The winding road brings me to the centre of Madeira, where I am absorbing stunning 360-degree panoramas of mists and mountains encasing verdant valleys. This volcanic, subtropical island happily basks in sunny solitude in the Atlantic. Covered with exotic vegetation, two-thirds of the total area is protected reserves.

It was nice to leave behind the throng of tourists in the jacaranda-lined avenues of the capital, Funchal, and head across to the northwestern tip of the island to Porto Moniz, famed for its natural rock pools. The previous day I had joined a tour to the famed Nuns Valley (Curral da Freiras) village, where quaint houses typical of the Madeiran society jostle for position between almost perpendicular mountains in the heart of the island. Locals at this isolated village mainly live off what they cultivate, and I can recommend the chestnuts, which are delicious. Little wonder, then, that they are used in everyday cooking. On the return to Funchal, we stopped at the traditional fishing village of Câmara de Lobos, where Sir Winston Churchill once wiled away his holiday hours with paintbrush in hand.

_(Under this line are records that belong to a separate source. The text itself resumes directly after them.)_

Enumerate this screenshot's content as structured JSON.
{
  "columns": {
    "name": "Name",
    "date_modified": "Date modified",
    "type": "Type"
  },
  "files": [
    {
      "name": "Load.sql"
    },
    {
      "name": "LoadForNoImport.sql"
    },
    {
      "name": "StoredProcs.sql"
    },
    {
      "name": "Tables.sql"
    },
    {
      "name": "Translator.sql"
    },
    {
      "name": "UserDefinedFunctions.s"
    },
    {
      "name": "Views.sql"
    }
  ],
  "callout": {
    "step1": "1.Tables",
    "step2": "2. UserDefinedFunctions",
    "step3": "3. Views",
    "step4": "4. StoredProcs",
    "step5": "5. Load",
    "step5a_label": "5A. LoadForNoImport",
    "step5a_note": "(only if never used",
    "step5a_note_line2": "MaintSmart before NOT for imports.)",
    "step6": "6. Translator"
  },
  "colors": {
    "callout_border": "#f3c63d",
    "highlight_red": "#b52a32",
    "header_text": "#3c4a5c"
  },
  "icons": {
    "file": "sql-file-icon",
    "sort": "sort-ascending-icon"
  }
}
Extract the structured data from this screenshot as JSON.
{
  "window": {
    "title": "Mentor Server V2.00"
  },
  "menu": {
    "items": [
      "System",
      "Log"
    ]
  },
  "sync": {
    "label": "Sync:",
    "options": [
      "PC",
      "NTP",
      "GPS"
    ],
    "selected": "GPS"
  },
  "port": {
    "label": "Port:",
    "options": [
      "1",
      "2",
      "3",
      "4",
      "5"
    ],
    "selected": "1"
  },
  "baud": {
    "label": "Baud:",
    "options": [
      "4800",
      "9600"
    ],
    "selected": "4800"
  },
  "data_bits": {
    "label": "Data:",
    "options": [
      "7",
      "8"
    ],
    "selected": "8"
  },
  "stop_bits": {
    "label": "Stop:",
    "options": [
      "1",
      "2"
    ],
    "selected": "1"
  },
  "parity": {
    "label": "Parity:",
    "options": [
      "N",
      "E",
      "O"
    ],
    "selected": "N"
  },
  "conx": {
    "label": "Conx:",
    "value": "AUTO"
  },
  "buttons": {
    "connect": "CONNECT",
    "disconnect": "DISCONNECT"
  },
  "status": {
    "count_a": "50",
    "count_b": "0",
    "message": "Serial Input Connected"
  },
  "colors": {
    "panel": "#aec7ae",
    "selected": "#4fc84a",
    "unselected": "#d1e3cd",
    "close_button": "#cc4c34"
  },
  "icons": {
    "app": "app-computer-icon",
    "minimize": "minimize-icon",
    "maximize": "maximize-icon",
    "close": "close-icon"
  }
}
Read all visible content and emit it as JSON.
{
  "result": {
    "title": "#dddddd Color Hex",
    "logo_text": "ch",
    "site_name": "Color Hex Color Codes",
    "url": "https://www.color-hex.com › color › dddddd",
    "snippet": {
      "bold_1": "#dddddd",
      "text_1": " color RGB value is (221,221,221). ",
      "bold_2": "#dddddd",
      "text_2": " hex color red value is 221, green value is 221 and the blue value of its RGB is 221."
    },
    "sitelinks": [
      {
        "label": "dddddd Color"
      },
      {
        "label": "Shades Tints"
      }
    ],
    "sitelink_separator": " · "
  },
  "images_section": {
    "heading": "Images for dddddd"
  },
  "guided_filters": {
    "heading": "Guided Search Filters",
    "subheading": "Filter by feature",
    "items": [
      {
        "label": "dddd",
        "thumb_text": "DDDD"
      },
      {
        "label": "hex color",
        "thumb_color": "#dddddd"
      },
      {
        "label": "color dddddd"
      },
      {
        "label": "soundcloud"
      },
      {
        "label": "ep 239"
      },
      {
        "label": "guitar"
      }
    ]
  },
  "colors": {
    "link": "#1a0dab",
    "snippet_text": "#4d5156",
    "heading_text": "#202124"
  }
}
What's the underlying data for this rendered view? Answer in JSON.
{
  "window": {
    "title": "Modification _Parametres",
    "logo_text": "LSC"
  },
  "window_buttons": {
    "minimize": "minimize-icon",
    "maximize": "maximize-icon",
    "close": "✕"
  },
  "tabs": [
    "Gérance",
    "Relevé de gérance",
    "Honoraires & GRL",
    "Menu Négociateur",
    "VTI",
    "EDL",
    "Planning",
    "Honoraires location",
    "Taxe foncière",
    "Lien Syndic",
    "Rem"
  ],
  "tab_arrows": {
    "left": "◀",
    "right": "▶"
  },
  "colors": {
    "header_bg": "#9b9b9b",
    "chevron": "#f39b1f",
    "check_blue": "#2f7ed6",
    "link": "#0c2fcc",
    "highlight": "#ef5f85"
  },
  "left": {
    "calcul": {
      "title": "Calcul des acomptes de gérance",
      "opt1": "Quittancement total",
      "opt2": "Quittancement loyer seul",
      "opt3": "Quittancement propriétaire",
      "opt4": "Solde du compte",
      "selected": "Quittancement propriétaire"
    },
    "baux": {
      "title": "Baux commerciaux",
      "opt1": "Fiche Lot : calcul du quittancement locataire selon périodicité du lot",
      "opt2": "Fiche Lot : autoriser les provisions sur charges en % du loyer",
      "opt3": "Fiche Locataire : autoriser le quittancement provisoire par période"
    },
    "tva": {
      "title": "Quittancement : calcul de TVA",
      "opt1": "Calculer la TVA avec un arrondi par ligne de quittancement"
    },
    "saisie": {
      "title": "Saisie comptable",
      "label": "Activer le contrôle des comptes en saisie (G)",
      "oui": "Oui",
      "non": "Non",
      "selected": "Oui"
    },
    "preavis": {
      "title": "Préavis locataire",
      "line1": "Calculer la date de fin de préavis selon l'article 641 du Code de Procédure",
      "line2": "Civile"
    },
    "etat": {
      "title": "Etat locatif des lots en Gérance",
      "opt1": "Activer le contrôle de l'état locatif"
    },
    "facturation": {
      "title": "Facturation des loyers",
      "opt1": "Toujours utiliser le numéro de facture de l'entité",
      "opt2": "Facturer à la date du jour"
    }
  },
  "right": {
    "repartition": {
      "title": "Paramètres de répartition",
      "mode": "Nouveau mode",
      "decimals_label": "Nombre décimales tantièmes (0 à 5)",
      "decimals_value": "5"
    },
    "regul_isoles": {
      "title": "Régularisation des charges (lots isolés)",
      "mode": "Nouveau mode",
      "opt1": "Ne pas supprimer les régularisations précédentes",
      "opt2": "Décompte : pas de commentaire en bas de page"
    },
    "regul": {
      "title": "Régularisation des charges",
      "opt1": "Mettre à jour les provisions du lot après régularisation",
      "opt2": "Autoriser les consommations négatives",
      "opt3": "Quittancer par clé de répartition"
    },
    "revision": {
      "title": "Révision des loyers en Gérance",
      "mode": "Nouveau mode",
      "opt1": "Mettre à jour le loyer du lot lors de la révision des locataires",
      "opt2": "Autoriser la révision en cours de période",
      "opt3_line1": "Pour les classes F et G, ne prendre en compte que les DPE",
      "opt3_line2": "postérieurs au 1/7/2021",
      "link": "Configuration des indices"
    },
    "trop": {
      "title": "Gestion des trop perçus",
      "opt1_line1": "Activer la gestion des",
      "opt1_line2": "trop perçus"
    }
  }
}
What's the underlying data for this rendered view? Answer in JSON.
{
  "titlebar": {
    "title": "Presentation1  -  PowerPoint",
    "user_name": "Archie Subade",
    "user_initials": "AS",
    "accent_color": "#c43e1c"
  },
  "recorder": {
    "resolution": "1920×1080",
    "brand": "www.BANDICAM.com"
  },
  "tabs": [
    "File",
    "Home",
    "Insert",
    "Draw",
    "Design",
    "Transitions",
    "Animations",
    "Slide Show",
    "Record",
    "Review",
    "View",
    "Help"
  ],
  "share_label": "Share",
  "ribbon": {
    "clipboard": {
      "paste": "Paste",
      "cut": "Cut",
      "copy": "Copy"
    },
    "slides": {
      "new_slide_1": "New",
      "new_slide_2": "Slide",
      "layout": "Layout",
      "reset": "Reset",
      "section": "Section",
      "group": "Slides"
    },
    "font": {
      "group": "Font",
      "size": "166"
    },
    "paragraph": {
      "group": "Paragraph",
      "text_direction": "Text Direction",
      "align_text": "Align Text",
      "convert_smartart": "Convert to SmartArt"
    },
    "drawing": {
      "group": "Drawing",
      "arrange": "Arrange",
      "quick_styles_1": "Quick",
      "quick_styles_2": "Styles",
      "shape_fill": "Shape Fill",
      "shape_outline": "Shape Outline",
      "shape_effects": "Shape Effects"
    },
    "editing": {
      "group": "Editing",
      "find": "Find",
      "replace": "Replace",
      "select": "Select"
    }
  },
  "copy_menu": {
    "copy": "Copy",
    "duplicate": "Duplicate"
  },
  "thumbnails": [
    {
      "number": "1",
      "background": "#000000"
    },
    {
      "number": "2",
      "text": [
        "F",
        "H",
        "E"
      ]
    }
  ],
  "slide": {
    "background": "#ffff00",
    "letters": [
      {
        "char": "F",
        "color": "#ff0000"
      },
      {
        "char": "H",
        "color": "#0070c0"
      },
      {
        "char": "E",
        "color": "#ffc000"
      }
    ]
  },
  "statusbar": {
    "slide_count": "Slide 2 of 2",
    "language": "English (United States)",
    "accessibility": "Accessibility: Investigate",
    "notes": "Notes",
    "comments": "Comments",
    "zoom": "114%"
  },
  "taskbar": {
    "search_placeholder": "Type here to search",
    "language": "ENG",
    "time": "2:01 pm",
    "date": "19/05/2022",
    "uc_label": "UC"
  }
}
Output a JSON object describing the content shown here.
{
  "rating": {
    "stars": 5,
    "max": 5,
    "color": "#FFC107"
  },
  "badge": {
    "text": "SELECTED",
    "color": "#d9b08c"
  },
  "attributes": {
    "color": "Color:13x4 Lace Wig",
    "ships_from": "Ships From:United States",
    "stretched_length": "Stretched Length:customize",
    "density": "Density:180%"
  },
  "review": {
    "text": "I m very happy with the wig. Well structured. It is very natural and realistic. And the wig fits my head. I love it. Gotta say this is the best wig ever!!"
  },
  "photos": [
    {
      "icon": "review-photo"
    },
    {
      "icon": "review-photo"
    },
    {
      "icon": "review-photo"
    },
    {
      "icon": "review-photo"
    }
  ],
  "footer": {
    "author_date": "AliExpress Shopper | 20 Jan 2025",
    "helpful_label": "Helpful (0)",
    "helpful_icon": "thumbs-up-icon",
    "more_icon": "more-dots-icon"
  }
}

Enjoy an island holiday, and you will find that the ocean is never too far away. Beach lovers head for the nearby island of Porto Santo, with its miles of golden beaches. Nature lovers head inland to discover Madeira’s myriad walking trails through rare Laurissilva forests. For the island is criss-crossed by old paths and tracks, where water was conveyed round the island in flower-fringed channels called levadas, offering the hiker a range of gentle strolls and exposed cliff walks. Check out Paddy Dillon’s excellent guide Walking in Madeira: 60 Routes on Madeira and Porto Santo (Cicerone, £14.95) for examples of what you can expect. Back in Funchal, I headed to the old town and took the cable car to the Botanical Gardens, where over 2,000 plants jostle for position on their hillside location. You also gain spectacular views of the city from here. Funchal can trace its history over five centuries to the early Portuguese settlers, and today is a city of two halves, the old town comprising narrow cobbled back streets sprinkled with intimate restaurants, and the cosmopolitan, rejuvenated part with its park and top-class hotels. Nestled in a natural amphitheatre with its backdrop of mountains, Funchal points its nose to the Atlantic, basks in sunshine and boasts flowers that bloom year-round. Little wonder then, that it is known as the Pearl of the Atlantic.